The Western and Central Pacific Fisheries Commission (WCPFC) is scheduled to meet in December in Rarotonga, Cook Islands, to negotiate a new tropical tuna measure, covering key tuna stocks of skipjack, yellowfin and bigeye.

The meeting comes in the wake of an informal meeting in September of the Western Pacific Regional Fishery Management Council (WPRFMC) and the Marshall Islands Marine Resources Authority, (MIMRA), who met at WCPFC headquarters in Pohnpei, Micronesia, to discuss longline fishery management components of the WCPFC.

Workshop participants included individuals from the Pacific Islands Forum Fisheries Agency (FFA), Parties of the Nauru Agreement (PNA), other Pacific Island Countries, the United States, Taiwan and South Korea.

The workshop was the third one held this year by the council and MIMRA on longline provisions with the WCPFC’s marquee tropical tuna measure, which expires at the end of 2023. Nearly 60% of global tuna supply is covered under the WCPFC’s tropical tuna measure.

The WPRFMC report released on Monday, Oct. 9, said that the latest 2023 Pacific Community stock assessment for bigeye tuna showed that under recent catch levels, as well as greater levels of exploitation, the bigeye tuna stock is projected to increase.

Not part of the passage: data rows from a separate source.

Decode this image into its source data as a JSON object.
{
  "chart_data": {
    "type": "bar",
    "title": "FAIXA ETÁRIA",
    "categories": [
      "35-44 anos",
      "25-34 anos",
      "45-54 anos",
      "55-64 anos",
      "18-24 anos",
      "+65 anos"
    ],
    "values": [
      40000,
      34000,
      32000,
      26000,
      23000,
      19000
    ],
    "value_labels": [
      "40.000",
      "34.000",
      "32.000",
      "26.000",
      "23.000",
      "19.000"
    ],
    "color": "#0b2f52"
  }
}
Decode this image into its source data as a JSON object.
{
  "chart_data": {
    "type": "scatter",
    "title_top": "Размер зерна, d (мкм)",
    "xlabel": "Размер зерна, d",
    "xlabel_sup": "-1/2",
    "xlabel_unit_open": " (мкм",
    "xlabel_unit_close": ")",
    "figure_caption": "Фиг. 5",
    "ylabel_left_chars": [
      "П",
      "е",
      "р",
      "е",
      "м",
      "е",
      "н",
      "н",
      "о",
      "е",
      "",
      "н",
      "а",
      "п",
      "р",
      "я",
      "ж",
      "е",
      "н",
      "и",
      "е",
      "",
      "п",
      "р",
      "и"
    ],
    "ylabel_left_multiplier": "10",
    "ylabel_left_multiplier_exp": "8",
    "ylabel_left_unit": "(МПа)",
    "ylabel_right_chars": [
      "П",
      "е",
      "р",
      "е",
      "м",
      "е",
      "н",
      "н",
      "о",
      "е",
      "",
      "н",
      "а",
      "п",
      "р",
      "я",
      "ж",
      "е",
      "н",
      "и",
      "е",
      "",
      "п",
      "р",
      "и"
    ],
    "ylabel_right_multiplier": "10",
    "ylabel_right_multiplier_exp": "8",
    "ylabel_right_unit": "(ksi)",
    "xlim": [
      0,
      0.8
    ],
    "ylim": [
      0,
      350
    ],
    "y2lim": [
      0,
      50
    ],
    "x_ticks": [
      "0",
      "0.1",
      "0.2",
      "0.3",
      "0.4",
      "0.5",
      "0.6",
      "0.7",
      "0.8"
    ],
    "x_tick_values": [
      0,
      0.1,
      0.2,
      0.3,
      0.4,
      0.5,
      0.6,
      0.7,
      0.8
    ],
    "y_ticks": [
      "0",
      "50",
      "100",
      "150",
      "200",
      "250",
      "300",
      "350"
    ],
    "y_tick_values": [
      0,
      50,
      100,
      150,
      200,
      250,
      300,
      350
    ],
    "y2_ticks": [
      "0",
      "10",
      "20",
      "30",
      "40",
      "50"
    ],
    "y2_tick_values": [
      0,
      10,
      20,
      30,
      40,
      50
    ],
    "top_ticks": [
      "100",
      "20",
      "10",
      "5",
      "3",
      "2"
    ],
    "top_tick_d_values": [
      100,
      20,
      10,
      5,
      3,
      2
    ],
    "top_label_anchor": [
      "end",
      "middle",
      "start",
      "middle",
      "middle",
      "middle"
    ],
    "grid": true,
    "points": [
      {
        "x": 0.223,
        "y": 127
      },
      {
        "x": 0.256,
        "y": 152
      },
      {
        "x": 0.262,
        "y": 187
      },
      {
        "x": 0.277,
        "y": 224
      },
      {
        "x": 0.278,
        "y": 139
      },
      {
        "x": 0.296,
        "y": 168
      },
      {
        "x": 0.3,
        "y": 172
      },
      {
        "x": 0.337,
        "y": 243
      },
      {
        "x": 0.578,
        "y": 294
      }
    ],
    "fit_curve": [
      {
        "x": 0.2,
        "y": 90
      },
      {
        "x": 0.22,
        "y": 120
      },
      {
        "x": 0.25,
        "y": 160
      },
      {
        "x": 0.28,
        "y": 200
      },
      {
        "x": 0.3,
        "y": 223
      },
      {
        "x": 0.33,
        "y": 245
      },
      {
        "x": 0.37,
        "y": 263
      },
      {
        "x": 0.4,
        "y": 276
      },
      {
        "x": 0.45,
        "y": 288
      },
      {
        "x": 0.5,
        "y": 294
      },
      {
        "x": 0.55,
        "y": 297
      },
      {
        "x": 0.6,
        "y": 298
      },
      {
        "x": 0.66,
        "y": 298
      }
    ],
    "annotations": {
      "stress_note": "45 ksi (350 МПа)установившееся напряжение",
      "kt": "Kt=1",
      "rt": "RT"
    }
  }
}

During the workshop, staff discussed projections that forecast stock biomass depletion levels and associated risks of breaching biomass sustainability limits under varying longline catch and purse seine effort scenarios.

The bottom line, according to the council, is that there’ s still room to increase longline catches and allow some decreases in purse seine fish aggregating device closures, while still meeting WCPFC conservation objectives.

The United States’ existing bigeye longline limit is caught in its entirety by the Hawaii-based longline fishery and is reached every year by October, but often earlier. The U.S. longline limit is based on a single year (2004) as its baseline and has never been commensurate with the Hawaii longline limited entry permitted fishery’s capacity.